Right-hander Sydney Sickels leads the Illinois mound, throwing the second-lowest ERA — 0.86 — in the Big Ten. Sickels doesn’t buckle under pressure, even loading bases to face the bats she wants. However, teams with more than a couple good hitters can run all over the Illini. Minnesota’s offense scored 20 runs on them in three games before Sickels pitched a shutout to close the series.
The bats make it easier on the bullpen by stringing together hits. Second baseman Avrey Steiner bats above .400, while centerfielder Jaelyn Vickery and rightfielder Kailee Powell fall in the .350 to .375 range. The trio carries much of the offense, combining for 50 out of the Illini’s 105 runs this season. If those bats stay loud, Illinois could silently slip back into contention.
Rest of the Field
With four teams vying for a title, it seems the rest of the Big Ten will struggle to differentiate itself. Iowa (14-10) could make a run if it manages to pick up wins against Northwestern, Minnesota and Illinois. But with 12 games decided by a single run, the Hawkeyes lack the timely scoring they will need to beat the conference’s giants.

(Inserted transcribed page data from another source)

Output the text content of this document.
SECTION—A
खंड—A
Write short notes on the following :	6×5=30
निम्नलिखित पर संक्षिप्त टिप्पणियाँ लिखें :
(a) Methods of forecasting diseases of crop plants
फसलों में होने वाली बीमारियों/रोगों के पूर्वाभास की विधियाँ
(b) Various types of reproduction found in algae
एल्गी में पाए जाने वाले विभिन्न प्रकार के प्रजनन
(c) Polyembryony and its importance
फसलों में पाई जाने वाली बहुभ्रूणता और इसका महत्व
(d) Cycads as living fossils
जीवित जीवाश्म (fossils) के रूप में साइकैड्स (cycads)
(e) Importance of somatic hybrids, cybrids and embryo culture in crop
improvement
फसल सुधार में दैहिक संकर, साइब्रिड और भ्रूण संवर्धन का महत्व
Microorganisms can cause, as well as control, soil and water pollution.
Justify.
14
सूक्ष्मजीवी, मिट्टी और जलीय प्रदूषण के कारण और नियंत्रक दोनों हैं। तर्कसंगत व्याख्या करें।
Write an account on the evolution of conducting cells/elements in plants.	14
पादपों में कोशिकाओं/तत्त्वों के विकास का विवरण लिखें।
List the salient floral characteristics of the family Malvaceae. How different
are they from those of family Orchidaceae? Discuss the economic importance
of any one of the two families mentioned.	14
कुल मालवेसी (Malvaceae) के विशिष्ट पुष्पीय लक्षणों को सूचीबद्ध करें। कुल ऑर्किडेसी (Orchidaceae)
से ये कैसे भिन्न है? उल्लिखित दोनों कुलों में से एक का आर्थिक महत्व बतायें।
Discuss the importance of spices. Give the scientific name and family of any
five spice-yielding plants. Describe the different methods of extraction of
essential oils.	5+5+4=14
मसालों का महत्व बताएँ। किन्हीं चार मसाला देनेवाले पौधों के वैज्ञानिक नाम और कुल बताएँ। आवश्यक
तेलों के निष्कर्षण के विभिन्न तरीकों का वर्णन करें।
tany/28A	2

Nebraska’s (14-10) prolific power hitting could make the Huskers a headache for opponents. Outfielder Tristen Edwards poses a deep threat for opposing pitchers to think about, while infielder Sydney Gray looks like a rising offensive star. Elsewhere, Nebraska struggles to pull ahead — the Huskers rank sixth and eighth in the Big Ten for team batting average and team ERA, respectively.
Penn State (5-18) and Rutgers (5-19) occupy the Big Ten’s basement, but that doesn’t mean other teams should take them lightly. Especially in a close battle for the championship, a loss to either team could derail a championship bid.
Penn State can’t hit the ball consistently, boasting a measly .181 batting average. It would be no surprise if it finishes last in the conference. Out of 24 Nittany Lion hitters, 13 fall under a .200 batting average and no one eclipses .300.
For the Scarlet Knights, it seems like the worst of their season is over — they went 0-7 against Illinois, Northwestern and Minnesota in the bubble. Now Rutgers focuses on making the most of a losing year. Trimming its conference-worst 6.17 ERA might make the season-ending series against Michigan closer than the Wolverines might want.
Per usual, it looks like Michigan could run away with the Big Ten title this season. However, there are plenty of teams waiting to take its place. The Wolverines will have to beat out Minnesota and Northwestern later this season if they want to win their 12th conference championship in 13 seasons.
The Gophers have trended in the right direction lately, especially after sweeping Northwestern. If they want to win a title, though, they need to pair their heavy hitting with solid small ball. For the Wildcats, they have to put the sweep behind them and take it one game at a time. Illinois can’t be counted out either, but it needs to find consistency in its game.
Even halfway through the season, it’s still anyone’s championship.